Ovulation & Depression: How Does Ovulation Affect Mood?

How Hormones Can Make You Depressed During Ovulation

All women experience the same general hormonal changes throughout their monthly cycle, but some women are more sensitive to these changes than others. This is due to the drop in estrogen after ovulation. This can lead to mood swings, irritability, anger, and tearfulness. For some women it's just subtle and annoying, but for other women it behaves like a debilitating, albeit short-lived, depression.

So it's true that ovulation can trigger depression, but the severity and duration of this depression varies from person to person. There is a lot of evidence and literature supporting the link between ovulation and mood disorders. You will as premenstrual dysphoric syndrome (PMDD) categorized. It is assumed that PMDS is a brain chemistry disorder triggered by ovulation. A study published in the Medical Clinics of North America found that women with PMDS respond differently to normal hormonal fluctuations. 

Throughout the cycle, a woman's hormone levels will rise or fall again and again.

These changes in hormone levels can trigger changes in the balance of the neurohormones dopamine and serotonin. This, in turn, can lead to changes in mental well-being and affect mental health.

For women who are under PMDS suffering can be very distressing. If a woman is already depressed, these cyclical phases can make symptoms worse. However, only about 5% of women of childbearing age suffer from such severe PMDSthat the symptoms of depression - which begin after ovulation and end after menstruation - are severe. Signs of severe depression can include listlessness and loss of interest, difficulty concentrating, changes in eating or sleeping patterns, extreme irritability, and sometimes even suicidal thoughts.

Which people are most at risk of developing depression after ovulation?

People with underlying mental illnesses can be particularly prone to depression after ovulation. People with underlying anxiety and depression report a worsening of symptoms around the time of ovulation. Ovulation has also been associated with worsening symptoms in borderline personality disorder.
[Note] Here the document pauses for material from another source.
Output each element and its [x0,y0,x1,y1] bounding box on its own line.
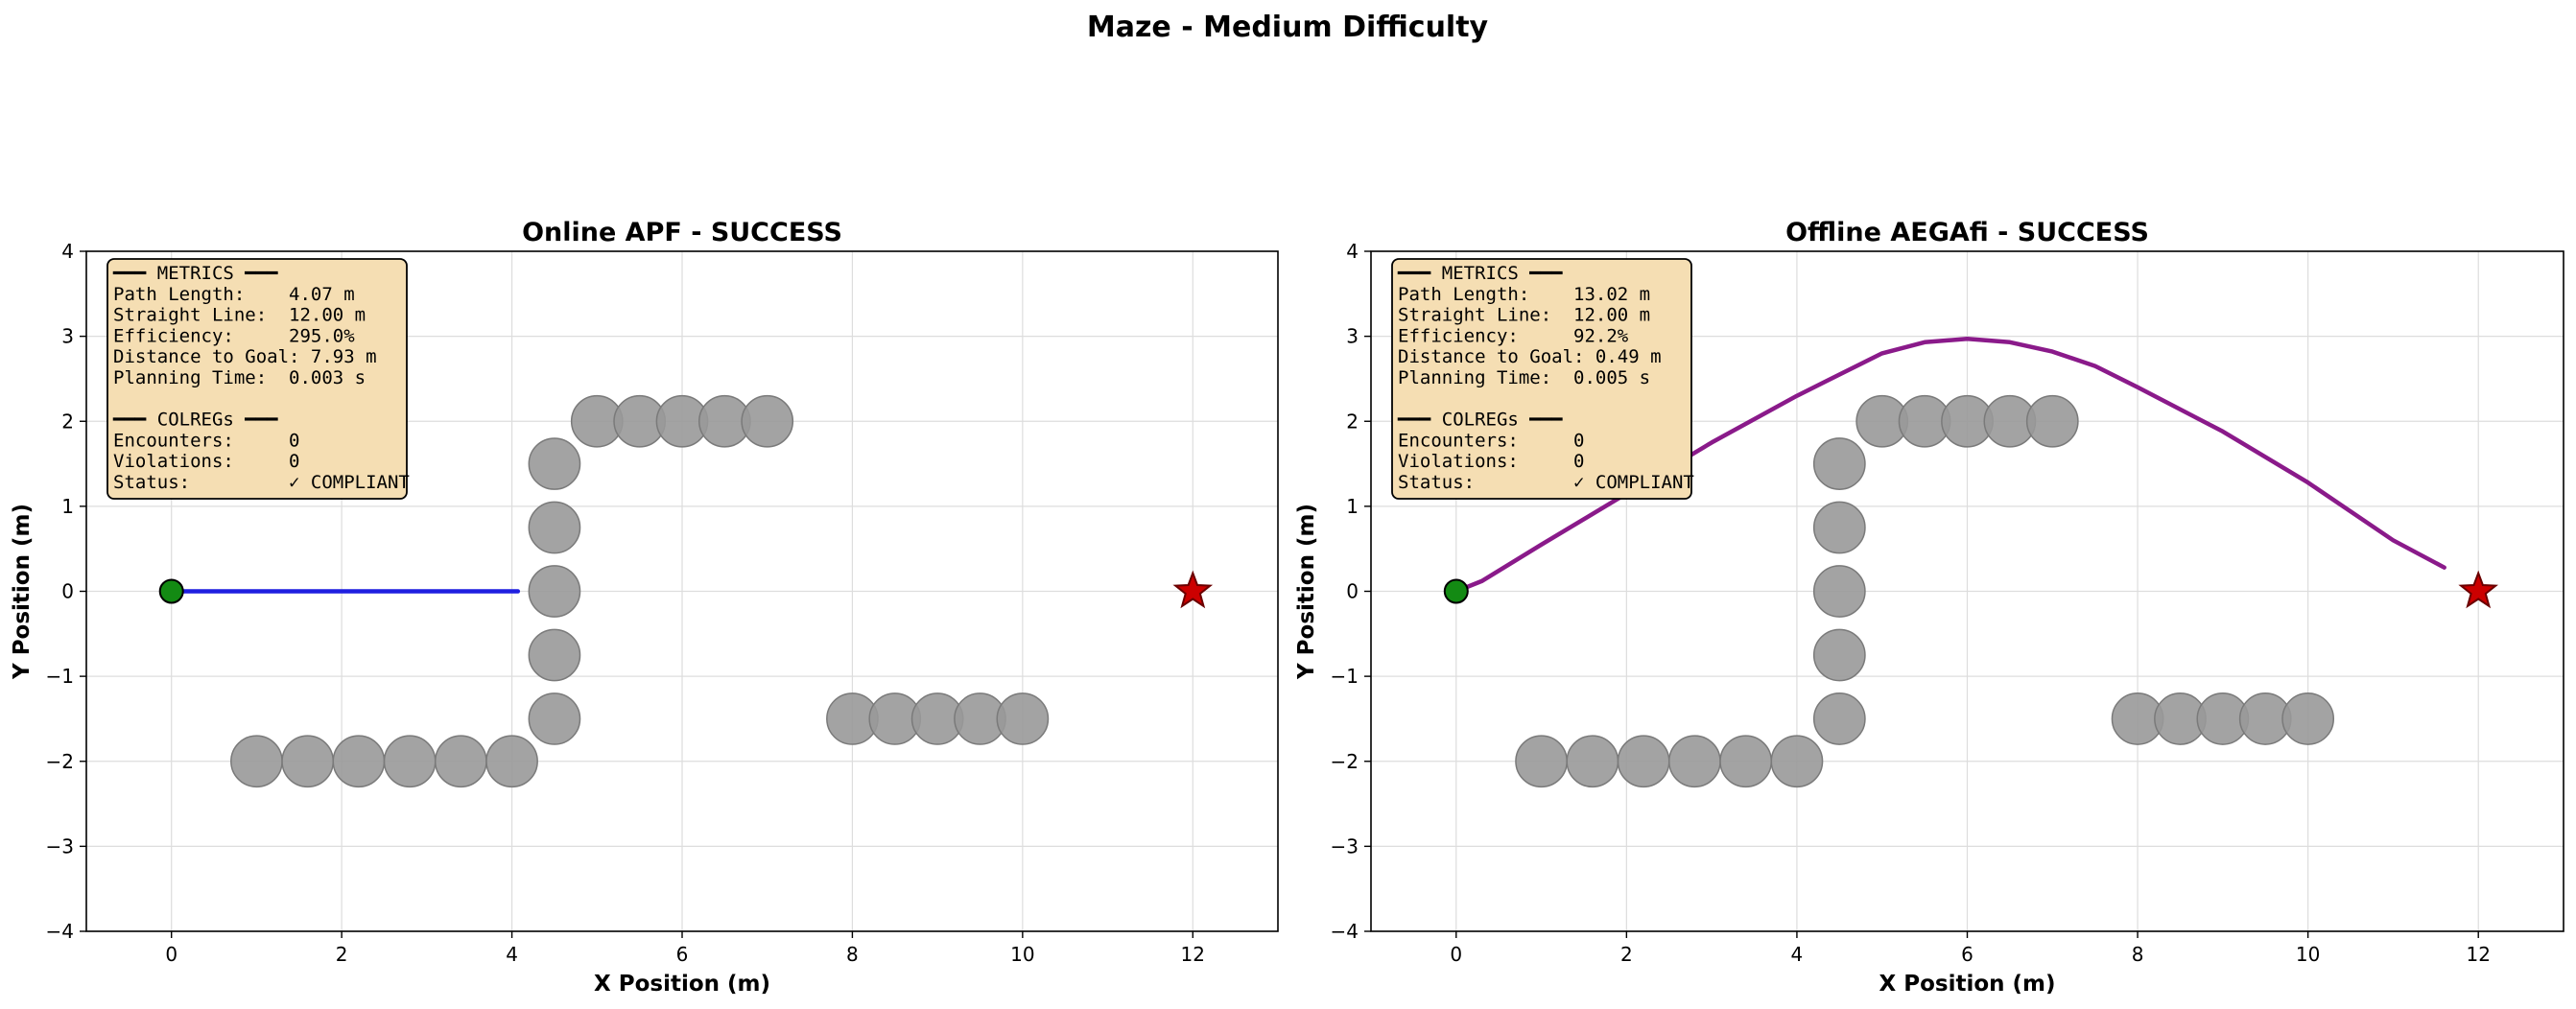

According to the Center for Women's Mood Disorders at the University of North Carolina Medical Center, 40% of people diagnosed with PMS also have clinical depression, meaning the condition can be difficult to diagnose and treat effectively.


If you feel that your mood swings are getting worse or that you have mood swings related to ovulation or menstruation, it is advisable to discuss this with your doctor. Please do not suffer in silence, but contact your gynaecologist, family doctor or endocrinologist today.